I don't have principia, I see this problem near the sun(RSS) as well, though not nearly as severe as with trappist1, my conclusion is that this has thing to do with how the stock integrator has big errors when moving at a high speed near a compact gravitational source. Because of this, I'm suspeding the simgle stage to Trappist-1 d mission, until I can find a solution. Edit cfg a bit in the REX.scaling.cfg.

At most reasonable scales(x1-x10.6), you can't beat a rapier-nerv ssto with a mutistage rocket unless that multistage rocket is derived from an ssto(staged rapier-nerv plane), in terms of payload fraction. Going to larger scale, rapier-nerv ssto will start to fail,most likely completely failing at about x13, but some super sneaky propeller-dawn ssto will still hold strong and will overperform other means of getting into orbit, up to some really large scale, maybe well past x50. So i dounbt that will full full tech tree unlocked, stage recovery mods will be a more favourable option compared to sstos. I haven't compared the cost though, but I guess sstos(rapier-nerv for lower scale, and electric ssto for high scales) will still win due their drastically smaller fuel/payload, since a lot of their lauch mass is dry mass.

Landing on other planets with stock part is not that hard, even landing and returning from venus, with dlc.

Stock part and physics work with RSS really nice. Your crafts will be heavier than in stock game, but not by a lot, usuallly in the 100-1000t regime. The payload fractions you would expect is about 2% for conventiional rockets and 4% for ssto spaceplanes. If you really want to make your life easier, try smurff.

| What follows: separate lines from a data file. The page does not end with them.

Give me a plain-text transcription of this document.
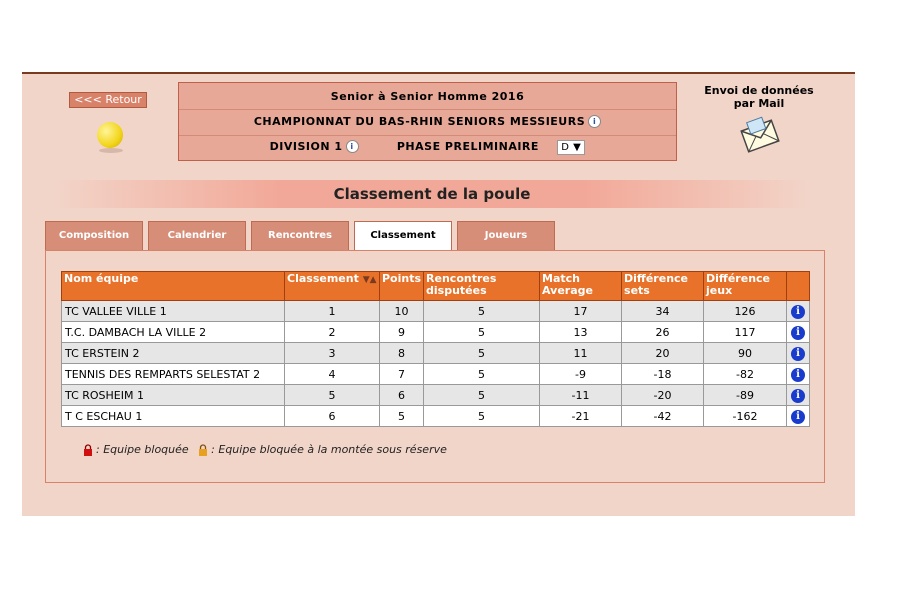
<<< Retour	Senior à Senior Homme 2016
CHAMPIONNAT DU BAS-RHIN SENIORS MESSIEURS i
DIVISION 1 i	PHASE PRELIMINAIRE D ▼
Envoi de données par Mail
Classement de la poule
Composition	Calendrier	Rencontres	Classement	Joueurs
Nom équipe	Classement ▼▲	Points	Rencontres disputées	Match Average	Différence sets	Différence jeux	
TC VALLEE VILLE 1	1	10	5	17	34	126	i
T.C. DAMBACH LA VILLE 2	2	9	5	13	26	117	i
TC ERSTEIN 2	3	8	5	11	20	90	i
TENNIS DES REMPARTS SELESTAT 2	4	7	5	-9	-18	-82	i
TC ROSHEIM 1	5	6	5	-11	-20	-89	i
T C ESCHAU 1	6	5	5	-21	-42	-162	i
: Equipe bloquée : Equipe bloquée à la montée sous réserve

Now, I encountered a serious kraken in Trappist1 system, there was very strong orbital drift that just prevent me from doing tcm for gravity assist, or just exiting timewarp at all. My apoapsis and periapsis just kept rising, when engines were shut down.

I sent my stock part RSS ssto to Trappist-1 system, aiming at landing and returning from Trappist-1d. https://imgur.com/a/CDRLM3J

It's fully reusable and has isru, so the cost of it can be as low as that of the ion fuel used.